Yale Bulletin and Calendar
News Stories

February 2 - February 9, 1998
Volume 26, Number 19
News Stories

Composer and performer-turned-conductor featured in campus concerts

Two major figures in the contemporary music world will take the stage on campus in the upcoming week.

Composer Ned Rorem. New Music New Haven will present works by Pulitzer Prize-winning guest composer Ned Rorem, once described by Time magazine as "the world's best composer of art songs," on Thursday, Feb. 5, at 8 p.m. in the Morse Recital Hall in Sprague Memorial Hall, 470 College St.

The program will include Rorem's "Songs of Sadness" for baritone, guitar, clarinet and cello and "Dances for Cello and Piano," as well as music by students in Yale's composition department. Admission is free, and the public is invited.

Rorem's compositions have included three symphonies, four piano concertos and an array of other orchestral works, music for numerous chamber music ensembles, six operas, choral works of every description, ballets and other music for the theater, and literally hundreds of songs and cycles. He is the author of 14 books, including five volumes of diaries and collections of lectures and criticism. His works have been commissioned and performed by major orchestras throughout the country, and he won the Pulitzer Prize in music in 1976 for his suite "Air Music."

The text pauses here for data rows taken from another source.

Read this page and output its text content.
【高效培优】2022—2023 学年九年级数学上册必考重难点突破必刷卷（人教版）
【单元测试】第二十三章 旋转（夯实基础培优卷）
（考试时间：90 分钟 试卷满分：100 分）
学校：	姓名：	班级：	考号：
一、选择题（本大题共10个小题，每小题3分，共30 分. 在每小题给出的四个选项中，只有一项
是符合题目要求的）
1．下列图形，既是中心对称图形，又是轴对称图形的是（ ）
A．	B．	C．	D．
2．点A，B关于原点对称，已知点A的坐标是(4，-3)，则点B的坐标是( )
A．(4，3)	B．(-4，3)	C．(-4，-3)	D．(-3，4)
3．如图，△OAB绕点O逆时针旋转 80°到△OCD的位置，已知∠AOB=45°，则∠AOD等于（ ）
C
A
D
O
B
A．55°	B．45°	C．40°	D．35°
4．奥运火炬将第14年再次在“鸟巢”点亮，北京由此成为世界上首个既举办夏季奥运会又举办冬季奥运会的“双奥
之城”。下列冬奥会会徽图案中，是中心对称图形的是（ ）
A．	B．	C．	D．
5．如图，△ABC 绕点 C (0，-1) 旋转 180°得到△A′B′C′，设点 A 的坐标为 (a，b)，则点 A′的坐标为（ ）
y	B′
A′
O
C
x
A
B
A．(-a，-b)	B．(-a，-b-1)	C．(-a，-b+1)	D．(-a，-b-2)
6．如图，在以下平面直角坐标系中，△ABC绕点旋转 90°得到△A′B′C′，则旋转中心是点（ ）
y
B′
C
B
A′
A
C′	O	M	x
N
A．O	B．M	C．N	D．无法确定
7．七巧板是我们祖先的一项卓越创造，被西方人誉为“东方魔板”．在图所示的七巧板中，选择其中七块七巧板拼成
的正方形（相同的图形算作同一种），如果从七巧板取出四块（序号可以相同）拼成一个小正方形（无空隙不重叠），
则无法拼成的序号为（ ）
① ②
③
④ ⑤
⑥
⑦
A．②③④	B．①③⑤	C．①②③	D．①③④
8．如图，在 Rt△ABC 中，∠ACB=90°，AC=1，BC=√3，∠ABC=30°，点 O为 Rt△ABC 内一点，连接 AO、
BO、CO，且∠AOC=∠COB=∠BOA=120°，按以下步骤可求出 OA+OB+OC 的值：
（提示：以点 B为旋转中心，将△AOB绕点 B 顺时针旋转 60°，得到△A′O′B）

Of his work, Rorem has said: "My music is a diary no less compromising than my prose. A diary nevertheless differs from a musical composition in that it depicts the moment, the writer's present mood, which, were it inscribed an hour later, could emerge quite otherwise. I don't believe that composers notate their moods, they don't tell the music where to go -- it leads them ..."

Conductor Peter Oundjian. Peter Oundjian, who took up the conductor's baton in 1995 after 14 years as first violinist for the Tokyo String Quartet, will lead the Yale Symphony Orchestra (YSO) during its concert at 8 p.m. on Saturday, Feb. 7, in Woolsey Hall, corner of College and Grove streets.

Oundjian, who has been professor (adjunct) of violin at the School of Music since 1981, will lead the YSO as it performs Dvorak's Ninth Symphony ("From the New World"); Elgar's Cello Concerto, featuring soloist Daniel Adamson '98 of Davenport College; and Beethoven's "Cariolan Overture." General admission for the event is $3 for students and $5 for non-students; tickets will be available at the YSO office, in Rm. 304 of 165 Elm St., or at the door beginning at 7 p.m. on the night of the performance. For more information, call 432-4140.

During his tenure with the Tokyo String Quartet, Oundjian gave more than 130 performances in major concert halls throughout the world each year. During his last two seasons with the group, the quartet performed complete Beethoven cycles in Paris, Amsterdam, Vienna, Milan and New York City.

Although he has been active as a conductor from a young age, Oundjian made his formal conducting debut in 1995 with the Orchestra of St. Luke's for the 50th anniversary of the Caramoor International Music Festival in Toronto. The New York Times subsequently noted about Oundjian that "the arrival of a musically gifted new conductor is always cause to celebrate." In 1997, Oundjian was named artistic director of the Caramoor Festival.